Not instruction yet. He’s just doing preparation for his own body, as if he’s going to show something spectacular.
Finishes with that, Nakahara lifts his chin and looks at Ryoma.
“Up to now,” he says, “your counters all come from reading rhythm.”
He gestures with his hand, stepping forward once, sharp and decisive. “First one, the step-in counter. You step in as the punch misses. Dangerous. Powerful. You take space by force.”
Then he shifts into Philly Shell stance, shoulders rolling inward. “Second, the coiling counter from Philly Shell. You let the punch slide, stay compact, answer from defense.”
Then he steps back, weight settling, trying to mimic Ryoma’s pendulum step. “Third, the pull-off counter from pendulum step. You give ground, let him lunge, and meet him at the angle. Safe. Clean.”
Ryoma listens without moving. That’s the kind of counter Ryohei used in his latest fight. And indeed, Ryoma has done it a lot, both in sparring and in actual fight.
Nakahara finally raises one mitt. “But there’s another one,” he says. “This one doesn’t ask you to read the whole rhythm.”
He then asks Ryoma to throw a jab using his left first, then steps closer and taps Ryoma’s glove.
“Hold your left out,” he says. “Like a jab.”
Ryoma extends his arm, elbow loose, fist hovering in front of Nakahara’s face.
“Don’t pull it back,” Nakahara adds. “Just keep it there.”

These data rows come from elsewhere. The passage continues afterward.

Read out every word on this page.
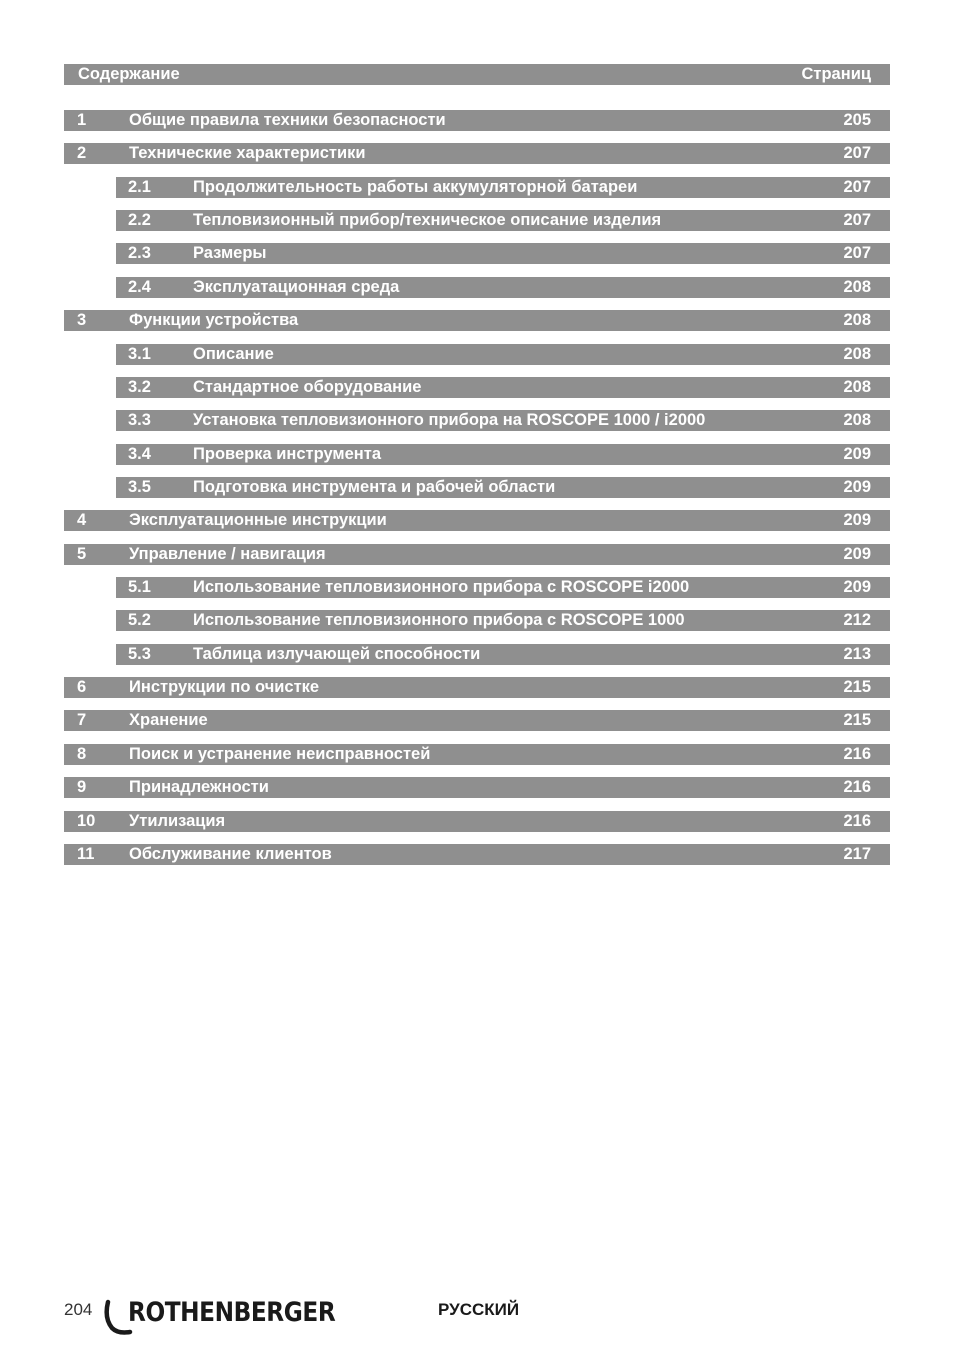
Содержание	Страниц
1	Общие правила техники безопасности	205
2	Технические характеристики	207
2.1	Продолжительность работы аккумуляторной батареи	207
2.2	Тепловизионный прибор/техническое описание изделия	207
2.3	Размеры	207
2.4	Эксплуатационная среда	208
3	Функции устройства	208
3.1	Описание	208
3.2	Стандартное оборудование	208
3.3	Установка тепловизионного прибора на ROSCOPE 1000 / i2000	208
3.4	Проверка инструмента	209
3.5	Подготовка инструмента и рабочей области	209
4	Эксплуатационные инструкции	209
5	Управление / навигация	209
5.1	Использование тепловизионного прибора с ROSCOPE i2000	209
5.2	Использование тепловизионного прибора с ROSCOPE 1000	212
5.3	Таблица излучающей способности	213
6	Инструкции по очистке	215
7	Хранение	215
8	Поиск и устранение неисправностей	216
9	Принадлежности	216
10 Утилизация	216
11 Обслуживание клиентов	217
204 ROTHENBERGER	РУССКИЙ
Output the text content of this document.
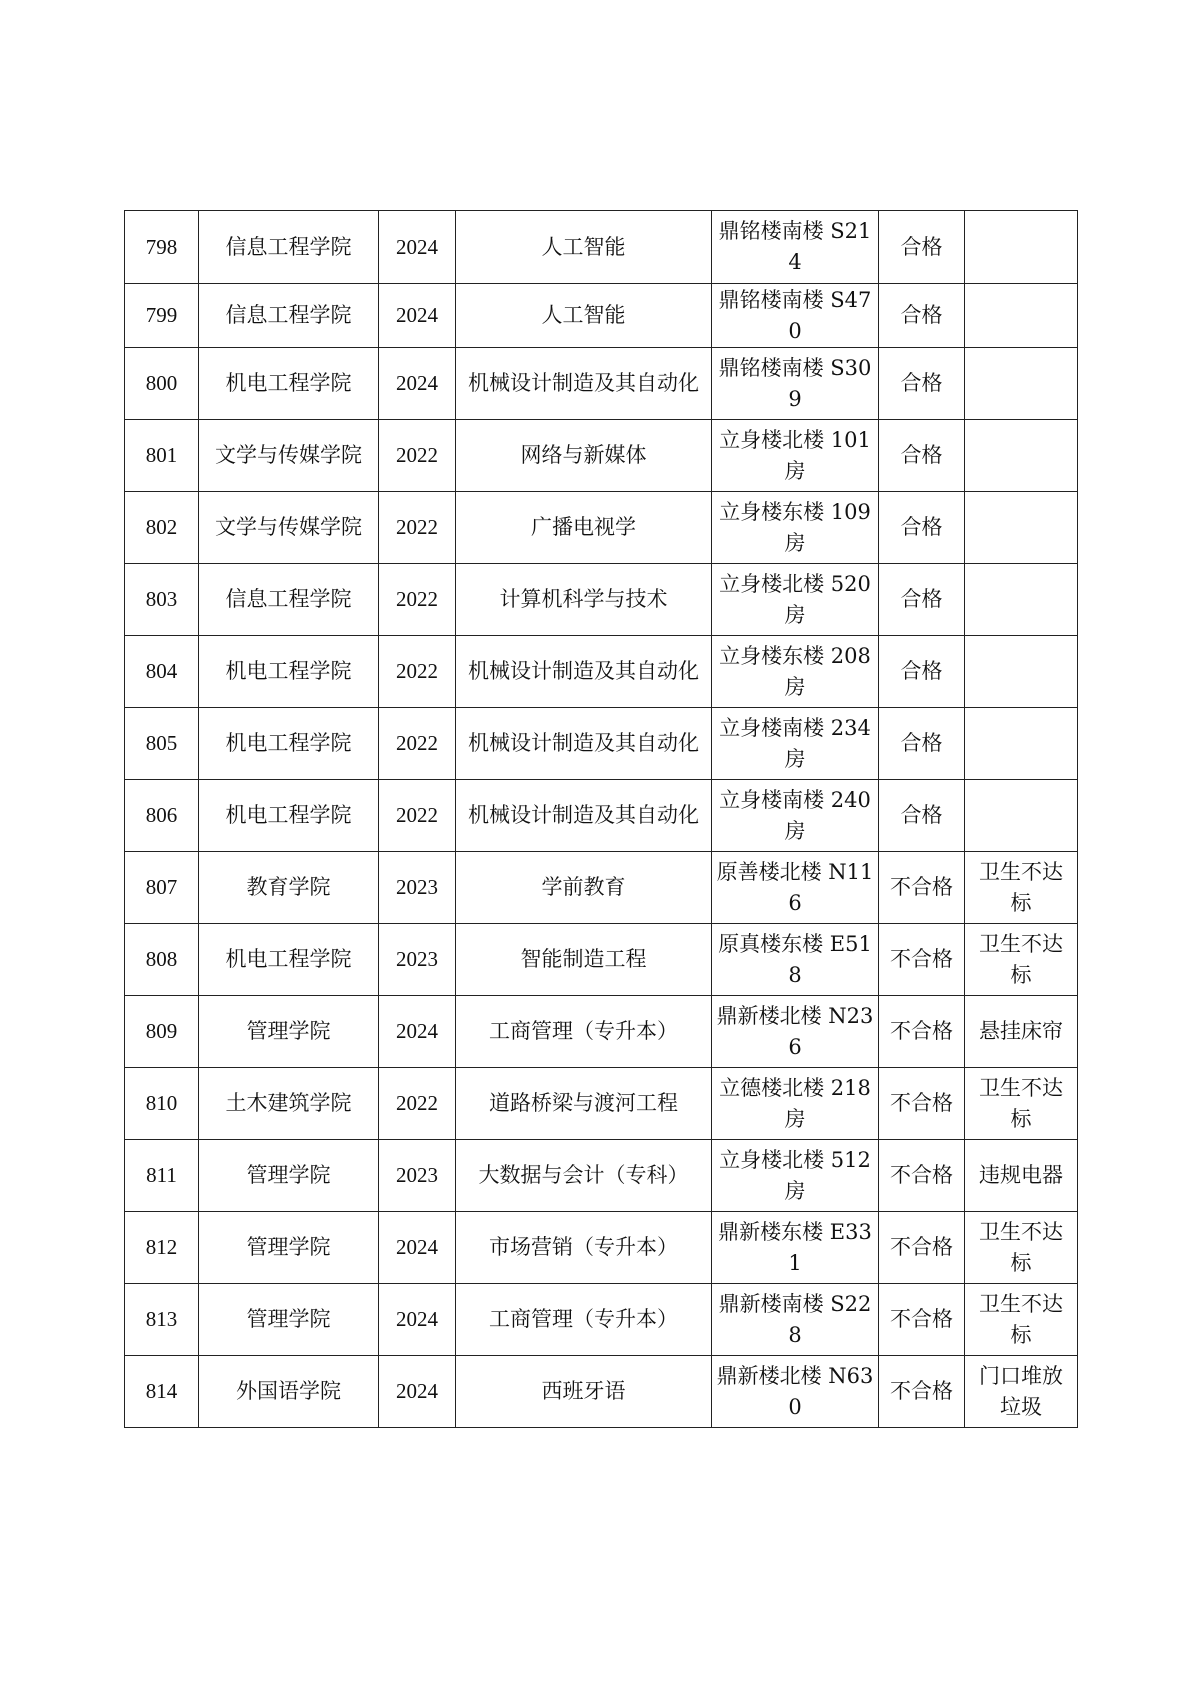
798	信息工程学院	2024	人工智能	鼎铭楼南楼 S214	合格	
799	信息工程学院	2024	人工智能	鼎铭楼南楼 S470	合格	
800	机电工程学院	2024	机械设计制造及其自动化	鼎铭楼南楼 S309	合格	
801	文学与传媒学院	2022	网络与新媒体	立身楼北楼 101 房	合格	
802	文学与传媒学院	2022	广播电视学	立身楼东楼 109 房	合格	
803	信息工程学院	2022	计算机科学与技术	立身楼北楼 520 房	合格	
804	机电工程学院	2022	机械设计制造及其自动化	立身楼东楼 208 房	合格	
805	机电工程学院	2022	机械设计制造及其自动化	立身楼南楼 234 房	合格	
806	机电工程学院	2022	机械设计制造及其自动化	立身楼南楼 240 房	合格	
807	教育学院	2023	学前教育	原善楼北楼 N116	不合格	卫生不达标
808	机电工程学院	2023	智能制造工程	原真楼东楼 E518	不合格	卫生不达标
809	管理学院	2024	工商管理（专升本）	鼎新楼北楼 N236	不合格	悬挂床帘
810	土木建筑学院	2022	道路桥梁与渡河工程	立德楼北楼 218 房	不合格	卫生不达标
811	管理学院	2023	大数据与会计（专科）	立身楼北楼 512 房	不合格	违规电器
812	管理学院	2024	市场营销（专升本）	鼎新楼东楼 E331	不合格	卫生不达标
813	管理学院	2024	工商管理（专升本）	鼎新楼南楼 S228	不合格	卫生不达标
814	外国语学院	2024	西班牙语	鼎新楼北楼 N630	不合格	门口堆放垃圾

He shifts his head a fraction to the outside, slipping past the line of Ryoma’s arm without touching it. The movement is small, almost unimpressive, until his shoulder rolls under.
“Right here,” Nakahara says. “The slip-outside uppercut.”
After slipping outside, his fist rises from beneath Ryoma’s extended arm, tight and compact, an uppercut traveling through a space Ryoma didn’t realize he’d left open.
“You’re not stepping in with this,” Nakahara says. “You’re stepping off. Outside the punch, and deliver an upper from his blind spot, from under his jab.”
He resets them, and then switches his own stance. “Against southpaw, it’s the same thing, but on the other side.”
He asks Ryoma stretching out his right arm like a southpaw throwing jab. He slips out again, the angle reversing, the counter still invisible until it’s already there.
Nakahara lowers his hands and meets Ryoma’s eyes. “You’re not fighting his rhythm,” he says. “You’re taking the space he gives you. He switches, you adjust. Only then do you earn the right to counter.”
Ryoma’s mouth curves into a small smile. “If I get caught in the middle,” he says, the answer forming as he speaks, “then I don’t back out. I go in. Fight him in tight space. Chest to chest.”
Nakahara gives a single nod. “Just makes sure you keep you guard tight until you finally get under his chest.”